Champion du monde avec les Bleus en 2018, Raphaël Varane a marqué le football français par son élégance et son palmarès. Formé au RC Lens, le défenseur a ensuite brillé au Real Madrid, où il a remporté quatre Ligues des champions, avant de poursuivre sa carrière à Manchester United. Retraité des terrains depuis 2024 après un très bref passage à Côme, l'ancien international français qui compte 93 sélections avec les Bleus poursuit désormais son engagement en dehors du terrain, avec une priorité : mieux protéger la santé des jeunes joueurs.
Membre du conseil d'administration de Côme, Raphaël Varane a participé à l'élaboration d'un programme destiné à "réduire les impacts à la tête évitables". Une initiative qui s'inscrit dans la continuité de son combat sur les commotions cérébrales, un sujet qu'il avait déjà évoqué en 2024 dans L'Équipe après avoir lui-même subi plusieurs chocs au cours de sa carrière. Sur le site du club italien, l'ancien défenseur explique : "J’ai déjà évoqué à plusieurs reprises la nécessité de prendre au sérieux les chocs à la tête dans le football et l’impératif absolu de protéger nos enfants." Le footballeur qui s'est offert un mariage de rêve avec sa chère et tendre Camille détaille ensuite sa vision de la formation : "Pour les jeunes joueurs, la meilleure approche repose sur des règles claires, un bon encadrement, une bonne compréhension et une culture où le bien-être et la sécurité passent avant tout. Cette démarche réduit les contacts inutiles dès le plus jeune âge, lorsque le cerveau est encore en pleine croissance, puis enseigne correctement cette technique, étape par étape, avec le bon contrôle."

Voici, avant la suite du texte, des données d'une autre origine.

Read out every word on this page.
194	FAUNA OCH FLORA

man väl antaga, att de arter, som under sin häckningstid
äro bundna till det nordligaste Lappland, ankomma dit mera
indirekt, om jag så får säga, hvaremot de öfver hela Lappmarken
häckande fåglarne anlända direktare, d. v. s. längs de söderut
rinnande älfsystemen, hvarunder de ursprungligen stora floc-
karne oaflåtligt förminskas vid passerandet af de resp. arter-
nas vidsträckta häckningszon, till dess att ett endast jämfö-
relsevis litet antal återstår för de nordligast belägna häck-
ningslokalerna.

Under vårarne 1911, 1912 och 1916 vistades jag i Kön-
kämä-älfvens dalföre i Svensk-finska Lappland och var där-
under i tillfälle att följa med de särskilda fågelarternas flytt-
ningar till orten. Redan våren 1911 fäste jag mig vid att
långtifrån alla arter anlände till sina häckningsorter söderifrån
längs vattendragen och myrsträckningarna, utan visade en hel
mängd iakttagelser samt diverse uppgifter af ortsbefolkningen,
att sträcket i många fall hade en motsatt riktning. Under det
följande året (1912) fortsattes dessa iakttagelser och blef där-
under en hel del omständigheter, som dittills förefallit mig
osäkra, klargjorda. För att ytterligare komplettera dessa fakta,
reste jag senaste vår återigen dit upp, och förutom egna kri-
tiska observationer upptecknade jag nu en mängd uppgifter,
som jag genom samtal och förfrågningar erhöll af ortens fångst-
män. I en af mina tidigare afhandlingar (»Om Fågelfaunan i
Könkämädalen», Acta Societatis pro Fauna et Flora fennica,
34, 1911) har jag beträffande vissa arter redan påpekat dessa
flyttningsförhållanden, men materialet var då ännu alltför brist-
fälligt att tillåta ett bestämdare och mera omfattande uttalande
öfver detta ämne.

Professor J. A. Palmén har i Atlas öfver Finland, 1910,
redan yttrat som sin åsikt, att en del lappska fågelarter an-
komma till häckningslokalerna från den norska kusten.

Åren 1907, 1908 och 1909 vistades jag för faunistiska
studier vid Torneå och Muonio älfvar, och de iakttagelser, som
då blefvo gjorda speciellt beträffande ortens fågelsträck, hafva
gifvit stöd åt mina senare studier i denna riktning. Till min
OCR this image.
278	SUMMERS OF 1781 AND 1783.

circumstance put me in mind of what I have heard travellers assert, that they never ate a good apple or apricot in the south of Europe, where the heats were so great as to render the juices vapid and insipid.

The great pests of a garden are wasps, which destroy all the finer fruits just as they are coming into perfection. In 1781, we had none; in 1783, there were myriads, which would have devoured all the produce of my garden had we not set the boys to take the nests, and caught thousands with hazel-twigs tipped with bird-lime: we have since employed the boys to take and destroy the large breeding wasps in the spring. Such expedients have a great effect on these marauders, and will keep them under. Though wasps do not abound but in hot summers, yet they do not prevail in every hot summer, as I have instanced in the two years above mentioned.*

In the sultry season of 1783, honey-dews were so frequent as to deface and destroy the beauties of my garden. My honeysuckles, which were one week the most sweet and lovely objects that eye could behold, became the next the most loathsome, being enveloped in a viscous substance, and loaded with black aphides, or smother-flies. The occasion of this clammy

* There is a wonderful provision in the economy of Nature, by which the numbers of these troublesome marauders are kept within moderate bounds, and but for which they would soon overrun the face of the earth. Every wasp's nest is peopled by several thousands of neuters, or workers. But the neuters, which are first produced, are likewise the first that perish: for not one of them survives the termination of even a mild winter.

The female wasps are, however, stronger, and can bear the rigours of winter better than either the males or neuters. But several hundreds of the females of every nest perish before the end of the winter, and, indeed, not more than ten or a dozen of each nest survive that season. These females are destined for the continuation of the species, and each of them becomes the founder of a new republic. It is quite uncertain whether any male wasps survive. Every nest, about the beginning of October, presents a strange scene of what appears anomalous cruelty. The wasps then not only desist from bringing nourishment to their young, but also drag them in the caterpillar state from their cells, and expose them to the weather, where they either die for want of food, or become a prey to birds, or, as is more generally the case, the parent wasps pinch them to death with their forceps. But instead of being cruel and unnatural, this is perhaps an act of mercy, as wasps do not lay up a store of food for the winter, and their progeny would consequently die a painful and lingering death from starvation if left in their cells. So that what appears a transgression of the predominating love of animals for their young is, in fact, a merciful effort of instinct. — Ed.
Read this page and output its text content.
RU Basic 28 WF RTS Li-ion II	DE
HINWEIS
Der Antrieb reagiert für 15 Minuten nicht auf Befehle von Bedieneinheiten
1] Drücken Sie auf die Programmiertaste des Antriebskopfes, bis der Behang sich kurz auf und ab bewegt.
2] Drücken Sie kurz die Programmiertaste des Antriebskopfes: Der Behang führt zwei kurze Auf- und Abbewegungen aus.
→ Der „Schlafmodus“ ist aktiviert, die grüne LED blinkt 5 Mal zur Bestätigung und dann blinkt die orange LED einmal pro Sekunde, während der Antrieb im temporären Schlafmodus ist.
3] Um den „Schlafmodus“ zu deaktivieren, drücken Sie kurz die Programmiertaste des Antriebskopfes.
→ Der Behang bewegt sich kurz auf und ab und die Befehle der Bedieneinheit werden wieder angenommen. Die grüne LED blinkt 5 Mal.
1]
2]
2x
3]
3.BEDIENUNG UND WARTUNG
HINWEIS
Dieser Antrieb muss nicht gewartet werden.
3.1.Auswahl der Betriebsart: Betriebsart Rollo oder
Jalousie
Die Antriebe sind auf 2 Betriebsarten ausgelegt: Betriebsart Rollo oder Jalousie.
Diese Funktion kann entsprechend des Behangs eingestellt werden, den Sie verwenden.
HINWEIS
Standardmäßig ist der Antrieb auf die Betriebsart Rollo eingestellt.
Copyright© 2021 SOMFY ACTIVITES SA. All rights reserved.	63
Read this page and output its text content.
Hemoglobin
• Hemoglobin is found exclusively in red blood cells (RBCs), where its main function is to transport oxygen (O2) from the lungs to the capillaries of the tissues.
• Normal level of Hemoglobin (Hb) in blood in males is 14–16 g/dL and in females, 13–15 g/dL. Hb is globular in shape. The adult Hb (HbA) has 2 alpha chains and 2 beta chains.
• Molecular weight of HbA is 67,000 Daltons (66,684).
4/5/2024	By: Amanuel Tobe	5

Concrètement, le plan mis en place par Côme interdit le jeu de tête, aussi bien à l'entraînement qu'en match, pour les enfants de moins de 10 ans. Les touches et les corners sont désormais joués au sol dans cette catégorie. Les moins de 11 ans sont soumis aux mêmes restrictions, avant une découverte progressive du jeu aérien en fin de saison avec un ballon léger en caoutchouc. Les catégories supérieures sont ensuite initiées par étapes, avec un nombre limité de têtes par séance et des ballons moins gonflés afin de réduire les impacts. Cette décision s'inscrit dans un mouvement plus large de prévention. En France, la Fédération française de football interdit déjà le jeu de tête chez les moins de 10 ans, tandis que l'Angleterre, l'Écosse, le pays de Galles et l'Irlande l'ont supprimé lors des entraînements des équipes de moins de 12 ans. Ces mesures répondent aux inquiétudes grandissantes sur les effets des commotions cérébrales répétées, un sujet devenu central dans plusieurs disciplines sportives.